Demand Bodily Autonomy Today
Mississippi’s Gestational Age Act makes no exception for an abortion following rape or incest. Texas SB8 Texas Heartbeat Act weaponized citizens to report anyone aiding in the abortion process. Physicians are threatened with prison.
More than fifty percent of our citizens are now on the precipice of having their personal autonomy and rights abrogated by the Supreme Court and legislators. A member of this Supreme Court, Clarence Thomas, has fragrantly violating the Court’s ethics and should be barred from voting on cases. Welcome to 2022, and echoes of the sixties.

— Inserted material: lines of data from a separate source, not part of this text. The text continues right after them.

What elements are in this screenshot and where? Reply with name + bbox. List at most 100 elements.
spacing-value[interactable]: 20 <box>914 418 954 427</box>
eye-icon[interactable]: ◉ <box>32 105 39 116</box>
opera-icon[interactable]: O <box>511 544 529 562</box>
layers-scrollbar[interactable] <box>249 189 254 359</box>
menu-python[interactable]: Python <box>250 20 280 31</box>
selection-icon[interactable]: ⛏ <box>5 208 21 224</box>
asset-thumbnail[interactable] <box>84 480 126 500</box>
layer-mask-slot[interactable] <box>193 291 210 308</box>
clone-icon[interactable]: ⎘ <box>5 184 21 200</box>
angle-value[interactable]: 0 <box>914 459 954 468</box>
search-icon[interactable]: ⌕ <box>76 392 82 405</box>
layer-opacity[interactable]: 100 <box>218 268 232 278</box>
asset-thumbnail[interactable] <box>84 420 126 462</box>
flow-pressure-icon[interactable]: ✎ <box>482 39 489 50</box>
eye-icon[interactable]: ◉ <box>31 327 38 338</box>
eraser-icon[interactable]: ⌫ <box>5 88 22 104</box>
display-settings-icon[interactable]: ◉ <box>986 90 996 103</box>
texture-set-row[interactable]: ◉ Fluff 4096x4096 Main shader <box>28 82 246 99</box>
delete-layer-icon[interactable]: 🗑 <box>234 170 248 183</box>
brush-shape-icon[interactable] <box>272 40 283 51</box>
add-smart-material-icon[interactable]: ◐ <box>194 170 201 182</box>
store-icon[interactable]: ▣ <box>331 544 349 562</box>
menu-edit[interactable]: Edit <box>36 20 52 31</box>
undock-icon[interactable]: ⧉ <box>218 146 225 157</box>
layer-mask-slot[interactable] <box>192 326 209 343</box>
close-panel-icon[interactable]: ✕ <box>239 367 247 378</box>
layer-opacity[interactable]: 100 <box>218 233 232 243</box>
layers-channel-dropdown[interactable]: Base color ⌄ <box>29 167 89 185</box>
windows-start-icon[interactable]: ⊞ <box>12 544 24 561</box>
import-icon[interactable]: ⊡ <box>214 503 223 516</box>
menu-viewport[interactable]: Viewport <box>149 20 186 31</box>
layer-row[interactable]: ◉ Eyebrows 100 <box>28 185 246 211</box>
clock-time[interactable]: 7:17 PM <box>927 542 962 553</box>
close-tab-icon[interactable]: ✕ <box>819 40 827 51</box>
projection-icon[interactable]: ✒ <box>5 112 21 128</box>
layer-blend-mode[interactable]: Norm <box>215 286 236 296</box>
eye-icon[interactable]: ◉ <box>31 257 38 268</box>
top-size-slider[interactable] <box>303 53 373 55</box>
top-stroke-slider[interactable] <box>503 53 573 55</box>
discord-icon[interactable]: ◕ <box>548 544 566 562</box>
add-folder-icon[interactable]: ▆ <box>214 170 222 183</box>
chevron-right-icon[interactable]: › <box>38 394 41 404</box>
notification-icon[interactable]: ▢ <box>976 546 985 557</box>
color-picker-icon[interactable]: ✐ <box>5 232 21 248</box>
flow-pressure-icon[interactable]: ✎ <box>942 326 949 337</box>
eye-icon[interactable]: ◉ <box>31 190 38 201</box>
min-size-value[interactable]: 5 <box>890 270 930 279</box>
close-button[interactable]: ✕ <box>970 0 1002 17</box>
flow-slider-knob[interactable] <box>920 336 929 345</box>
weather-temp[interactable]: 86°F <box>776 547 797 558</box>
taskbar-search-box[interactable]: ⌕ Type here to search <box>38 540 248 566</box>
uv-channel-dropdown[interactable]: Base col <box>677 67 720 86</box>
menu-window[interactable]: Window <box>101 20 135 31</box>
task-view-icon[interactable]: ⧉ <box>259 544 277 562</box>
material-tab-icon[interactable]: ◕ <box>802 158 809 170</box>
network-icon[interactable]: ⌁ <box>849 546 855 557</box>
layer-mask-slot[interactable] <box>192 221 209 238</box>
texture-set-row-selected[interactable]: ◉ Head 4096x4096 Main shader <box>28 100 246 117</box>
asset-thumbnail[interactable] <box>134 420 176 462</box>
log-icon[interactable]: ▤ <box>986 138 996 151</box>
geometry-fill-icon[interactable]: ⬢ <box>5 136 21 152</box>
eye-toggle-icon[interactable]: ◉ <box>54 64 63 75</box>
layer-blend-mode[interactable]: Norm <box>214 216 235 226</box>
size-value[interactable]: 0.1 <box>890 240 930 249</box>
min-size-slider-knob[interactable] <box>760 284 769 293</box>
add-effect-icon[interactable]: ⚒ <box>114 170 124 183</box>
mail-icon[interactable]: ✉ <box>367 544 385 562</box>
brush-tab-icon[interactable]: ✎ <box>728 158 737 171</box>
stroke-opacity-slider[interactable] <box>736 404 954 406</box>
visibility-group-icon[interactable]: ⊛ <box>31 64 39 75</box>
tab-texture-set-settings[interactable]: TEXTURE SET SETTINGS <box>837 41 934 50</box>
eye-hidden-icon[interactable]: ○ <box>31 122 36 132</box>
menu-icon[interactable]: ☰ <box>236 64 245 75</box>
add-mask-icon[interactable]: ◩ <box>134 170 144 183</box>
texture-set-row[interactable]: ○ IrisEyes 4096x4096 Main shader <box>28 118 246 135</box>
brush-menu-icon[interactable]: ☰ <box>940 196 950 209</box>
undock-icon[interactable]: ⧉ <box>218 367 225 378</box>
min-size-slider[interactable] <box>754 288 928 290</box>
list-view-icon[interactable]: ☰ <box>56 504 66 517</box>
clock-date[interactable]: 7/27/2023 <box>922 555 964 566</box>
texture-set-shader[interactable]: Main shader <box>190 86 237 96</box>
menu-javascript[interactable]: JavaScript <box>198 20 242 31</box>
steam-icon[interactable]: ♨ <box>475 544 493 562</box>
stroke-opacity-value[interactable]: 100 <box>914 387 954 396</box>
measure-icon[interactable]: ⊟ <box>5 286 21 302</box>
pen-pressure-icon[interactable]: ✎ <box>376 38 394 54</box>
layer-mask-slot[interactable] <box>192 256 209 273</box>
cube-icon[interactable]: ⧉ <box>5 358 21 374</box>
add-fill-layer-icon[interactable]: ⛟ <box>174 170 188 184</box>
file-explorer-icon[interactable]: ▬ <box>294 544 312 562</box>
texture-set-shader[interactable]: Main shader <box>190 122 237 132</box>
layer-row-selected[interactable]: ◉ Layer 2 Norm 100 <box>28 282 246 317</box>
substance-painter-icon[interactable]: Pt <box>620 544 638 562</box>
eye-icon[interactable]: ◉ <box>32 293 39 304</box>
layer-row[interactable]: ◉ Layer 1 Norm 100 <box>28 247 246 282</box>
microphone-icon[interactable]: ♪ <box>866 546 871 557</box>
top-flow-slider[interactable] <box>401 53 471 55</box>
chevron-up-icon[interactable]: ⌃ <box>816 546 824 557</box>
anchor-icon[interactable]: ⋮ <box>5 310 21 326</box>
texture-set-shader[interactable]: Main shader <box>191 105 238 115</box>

Until 3 years ago, I was a center right Republican. Now I am a centrist Independent. This is the United States of America and we citizens have rights and responsibilities. Before the final Supreme Court vote is formally announced, we must peacefully demonstrate to protect Roe v. Wade. We must contact our legislators and demand action to do the same. Despite efforts to make voting more difficult for millions of Americans, in November we must vote and demand every person’s right to bodily autonomy, privacy, and dignity.
Marshall Strome, MD, MS, FACS is a Professor of Bioethics and Humanism at University of Arizona College of Medicine-Phoenix, Adjunct Professor Department of Otolaryngology at Vanderbilt University, Co-Founder Aero-Di-Namics, and Professor and Chairman Emeritus Cleveland Clinic Head and Neck Institute.